I will try to paint a picture for you of the situation of the Himalayan people by using the story of this young girl Pasang. Pasang is 20 years of and lives in a village of 100 people situated at an elevation of roughly 3,000metres and a 2-3 day journey to the nearest road. She is 6 months pregnant with her third child and will give birth just like her last two in her little stone house with a few women surrounding her to help. If there are any complications either her or her baby will die. Actually if there are any medical emergencies in this village, the closest hospital is Kathmandu which would be another 6-7 hours bus ride from the road which is a 3 days walk. Patang continues to do physical labour to provide for her family which entails carrying heavy loads on her back (like in the photograph) most likely until her baby is due. Her skin had noticeable blotches to it due to vitamin deficiencies. By the looks of her stomach one would not at all guess she were 6 months pregnant and the statistic that 1/2 o the children in the Himalayas die before they reach the age of 8 does not surprise me.

Along with this description of their situation imagine the environment. Most homes have the kitchen in the same room where the family sleeps and they are constantly breathing in smoke from the kitchen fire. The window panes are one pane and do not keep much of the cold out. On top of this, I forgot to mention that all of the amenities such as window panes and stoves are all carried up on one’s back (with the traditional cord around the forehead). To branch off for a second, I will describe one instant where our group passed a man early in the morning carrying an entire iron stove up the steep mountain trail on his back. The next day we were served apple pie that was baked in that same iron stove! I appreciated every single bite of that apple pie and ate it in a rather perplexed manner!
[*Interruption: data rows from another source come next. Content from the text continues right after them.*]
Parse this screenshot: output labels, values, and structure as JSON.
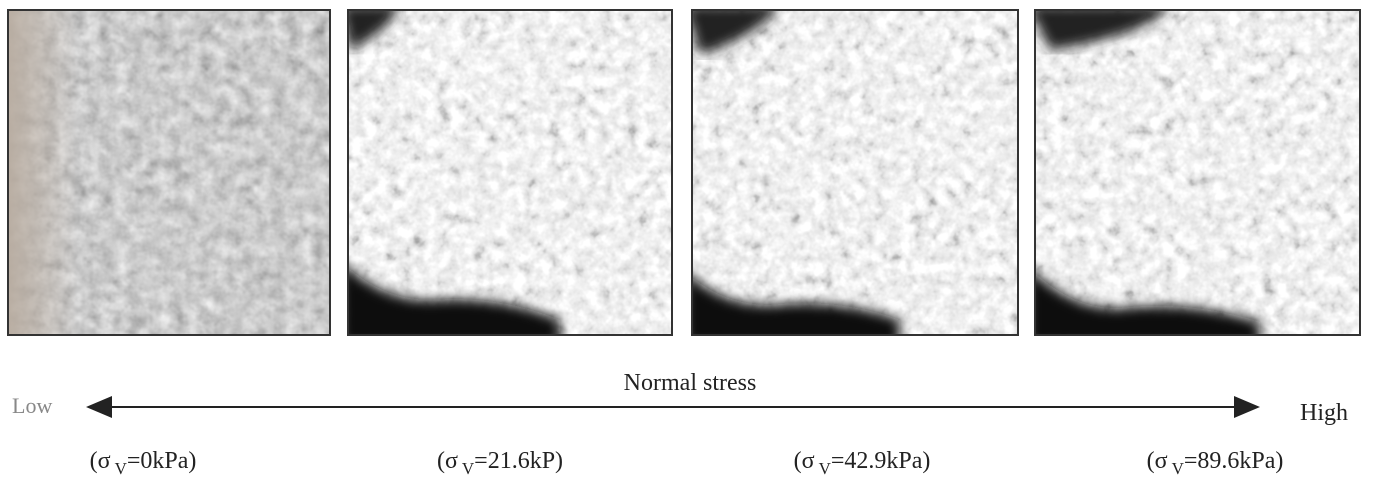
{
  "axis": {
    "title": "Normal stress",
    "low": "Low",
    "high": "High"
  },
  "captions": [
    {
      "open": "(σ",
      "sub": "V",
      "rest": "=0kPa)"
    },
    {
      "open": "(σ",
      "sub": "V",
      "rest": "=21.6kP)"
    },
    {
      "open": "(σ",
      "sub": "V",
      "rest": "=42.9kPa)"
    },
    {
      "open": "(σ",
      "sub": "V",
      "rest": "=89.6kPa)"
    }
  ]
}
Carrying on from their environment leads to the vast remoteness and the rugged terrain. These villages are nestled between massive mountain peaks, raging rivers, massive waterfalls, sharp and slippery stoney paths which according to the Nepali are “straight”, meaning they go “up and down and up and down.” The Himalayan people are a forgotten people. People from other nations will think of the Himalayas and think of Mt. Everest but do not realize that there are people living in villages throughout these mountains, cut off from medical aid or education. In one village at 3,500metres we visited the “Health Post” there and left some medicine. First of all we had to track down the volunteer who runs the health post and when we found him he had to search for the key. He currently works another job to support his family and when there is someone who needs medical aid he is called upon. An American couple assisted him financially to study 3 years in Kathmandu to be a certified Health Worker and told him that after this he must work for 2 years in a remote village. He makes $100 a month from the government but also must pay for his living expenses which are expensive in the remote villages. The Health Post was stocked with a few medicines (half most likely expired) and a bed and a few posters on the wall. He appreciated our medicine that we left but said to us that what they really need is man power. He cannot do the work on his own and when he is not able to be there no one gets medical aid and if it is serious that person will most likely die. It was a staggering reality to see and witness. It was a punch to my gut to just how remote and isolated these people are and how much need there is for them.